Lawrence Flugence

Profile
- Position: Linebacker

Personal information
- Born: June 19, 1980 (age 46) Houston, Texas, U.S.
- Listed height: 6 ft 2 in (1.88 m)

Career information
- High school: Klein (Klein, Texas)
- College: Texas Tech
- NFL draft: 2003: undrafted

Career history
- Carolina Panthers (2003)*; Berlin Thunder (2004);
- * Offseason or practice squad member only

Awards and highlights
- Third-team All-American (2001); 3× Second-team All-Big 12 (2000, 2001, 2002); NCAA Division I FBS record holder for most tackles in a single season (193); Led Big 12 in tackles (2000, 2001);

= Lawrence Flugence =

American football player (born 1980)

Lawrence Flugence (born January 19, 1980) is an American former football player. He played college football for the Texas Tech Red Raiders, earning third-team All-American honors in 2001. An undrafted free agent, he was on the roster of the Carolina Panthers of the National Football League (NFL) before being released and subsequently signed by the New England Patriots and ceded to the NFL Europe's Berlin Thunder.

==College==

Flugence played linebacker at Texas Tech University from 1998 to 2002. While with the Red Raiders, he was named second-team All-Big 12 three times from 2000 to 2002. Additionally, he was named third-team All-American by the Associated Press for the 2001 season.
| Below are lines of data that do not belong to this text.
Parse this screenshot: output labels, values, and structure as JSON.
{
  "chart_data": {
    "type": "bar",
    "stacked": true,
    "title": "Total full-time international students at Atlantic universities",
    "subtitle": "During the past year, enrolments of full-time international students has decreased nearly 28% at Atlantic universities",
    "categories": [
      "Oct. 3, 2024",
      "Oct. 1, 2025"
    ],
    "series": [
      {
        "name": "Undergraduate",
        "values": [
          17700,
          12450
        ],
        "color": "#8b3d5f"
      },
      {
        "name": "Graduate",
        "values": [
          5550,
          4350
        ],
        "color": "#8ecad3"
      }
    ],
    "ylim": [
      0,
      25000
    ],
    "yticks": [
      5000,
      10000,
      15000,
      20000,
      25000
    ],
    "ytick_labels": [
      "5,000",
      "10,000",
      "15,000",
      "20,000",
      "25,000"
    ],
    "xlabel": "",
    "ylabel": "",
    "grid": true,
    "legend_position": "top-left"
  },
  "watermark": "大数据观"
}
Flugence lead the Big 12 Conference in tackles from 2000 to 2002 and set the NCAA Division I record for most tackles in a single season with 193 in 2002.

==Professional career==

Flugence went undrafted following his college career, but signed as a free agent with the Carolina Panthers in 2003. He was released in August of the same year, and subsequently signed with the New England Patriots to be delegated to the Berlin Thunder in 2004. He was released from the Patriots roster in September 2004.